Gagner ou disparaître

Tout le monde a bien compris que le Nouveau Monde est un bide complet et qu’en fait seul l’ancien monde subsiste avec son système de parachutage dont on connait les résultats surtout à Bordeaux où ils se sont montrés les pires planches savonnées offertes à des politiques qui étaient loin d’être des amateurs et d’illustres inconnus que ce soit Jean-Jacques Servan-Schreiber venu affronter Chaban dans une élection partielle en 1970 ou Catherine Lalumière qu’il est bien difficile de considérer comme parachutée en 1982 pourtant ministre en exercice qui va passer comme un météore dans le ciel politique bordelais dixit Michel Cardoze. Les bordelais n’aiment voir évoluer les parachutistes et les applaudir que le soir du 14 juillet sur la place des Quinconces quand ils font le spectacle et démontrent la qualité de leur technique et sa précision. On connait la suite de ces passages éclairs dans l’azur bordelais, cela condamne à la disparition. Certes le nouveau venu présente un acte de naissance estampillé Bordeaux mais il a manifestement fait carrière ailleurs et son implantation locale s’arrête à un acte de naissance. L’accès de fièvre "dégagiste" va t’il se prolonger ce dont on peut douter parce que scrutin après scrutin Macron prend des piles et que les succès enregistrés tiennent plus du retournement de veste que de réels succès locaux.

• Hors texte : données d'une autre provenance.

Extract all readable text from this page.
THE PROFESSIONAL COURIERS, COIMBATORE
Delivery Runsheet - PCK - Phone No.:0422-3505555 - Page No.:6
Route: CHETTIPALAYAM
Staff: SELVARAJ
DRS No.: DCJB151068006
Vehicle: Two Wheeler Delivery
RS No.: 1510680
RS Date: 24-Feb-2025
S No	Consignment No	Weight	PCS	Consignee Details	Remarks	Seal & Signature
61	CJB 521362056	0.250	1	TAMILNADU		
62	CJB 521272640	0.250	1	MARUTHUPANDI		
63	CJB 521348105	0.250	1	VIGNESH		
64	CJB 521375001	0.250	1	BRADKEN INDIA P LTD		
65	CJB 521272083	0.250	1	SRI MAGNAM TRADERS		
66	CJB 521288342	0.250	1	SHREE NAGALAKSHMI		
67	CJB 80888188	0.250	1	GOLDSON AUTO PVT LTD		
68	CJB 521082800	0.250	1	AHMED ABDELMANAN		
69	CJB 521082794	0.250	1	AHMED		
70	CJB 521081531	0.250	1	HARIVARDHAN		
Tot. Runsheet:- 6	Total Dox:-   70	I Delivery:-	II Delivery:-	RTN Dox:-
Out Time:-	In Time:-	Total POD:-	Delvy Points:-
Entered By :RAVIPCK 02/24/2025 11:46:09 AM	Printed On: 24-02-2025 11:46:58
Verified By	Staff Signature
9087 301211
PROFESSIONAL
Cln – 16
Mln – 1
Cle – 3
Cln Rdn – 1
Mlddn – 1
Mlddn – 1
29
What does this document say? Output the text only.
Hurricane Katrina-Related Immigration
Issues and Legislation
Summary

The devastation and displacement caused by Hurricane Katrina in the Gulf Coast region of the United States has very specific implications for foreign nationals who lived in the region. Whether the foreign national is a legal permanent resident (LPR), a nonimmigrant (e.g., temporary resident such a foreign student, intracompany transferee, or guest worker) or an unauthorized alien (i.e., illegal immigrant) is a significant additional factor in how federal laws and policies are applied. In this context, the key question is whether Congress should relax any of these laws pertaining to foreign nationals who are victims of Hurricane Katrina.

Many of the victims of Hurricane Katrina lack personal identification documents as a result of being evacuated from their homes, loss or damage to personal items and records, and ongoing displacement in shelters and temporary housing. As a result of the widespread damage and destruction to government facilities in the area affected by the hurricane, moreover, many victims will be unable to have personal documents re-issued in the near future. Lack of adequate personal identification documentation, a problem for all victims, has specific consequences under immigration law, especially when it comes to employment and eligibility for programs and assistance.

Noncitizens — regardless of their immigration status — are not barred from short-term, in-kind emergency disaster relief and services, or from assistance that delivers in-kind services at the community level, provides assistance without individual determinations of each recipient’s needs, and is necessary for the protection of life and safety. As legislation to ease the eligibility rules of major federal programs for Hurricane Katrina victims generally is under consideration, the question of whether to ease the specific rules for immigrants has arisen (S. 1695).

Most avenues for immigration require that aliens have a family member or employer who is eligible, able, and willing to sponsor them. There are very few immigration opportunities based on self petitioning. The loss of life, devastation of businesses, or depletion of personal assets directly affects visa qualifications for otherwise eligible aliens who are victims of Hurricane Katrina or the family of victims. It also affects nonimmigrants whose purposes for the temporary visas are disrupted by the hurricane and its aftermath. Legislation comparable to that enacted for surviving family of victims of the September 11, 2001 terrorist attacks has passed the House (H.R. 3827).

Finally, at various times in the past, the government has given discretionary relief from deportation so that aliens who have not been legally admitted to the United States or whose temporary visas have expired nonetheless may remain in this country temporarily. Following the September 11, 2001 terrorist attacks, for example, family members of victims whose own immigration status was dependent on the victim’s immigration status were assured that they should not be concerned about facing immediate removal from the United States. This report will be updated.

Le scrutin européen n’a pas été catastrophique certes, mais tout simplement parce qu’il était totalement présidentialisé et focalisé sur un affrontement contre Marine Le Pen. Il ne faudrait pas, pour Macron et dans son intérêt mais cela risque de lui arriver, qu’au lendemain des municipales, il ne s’interroge comme Soubise !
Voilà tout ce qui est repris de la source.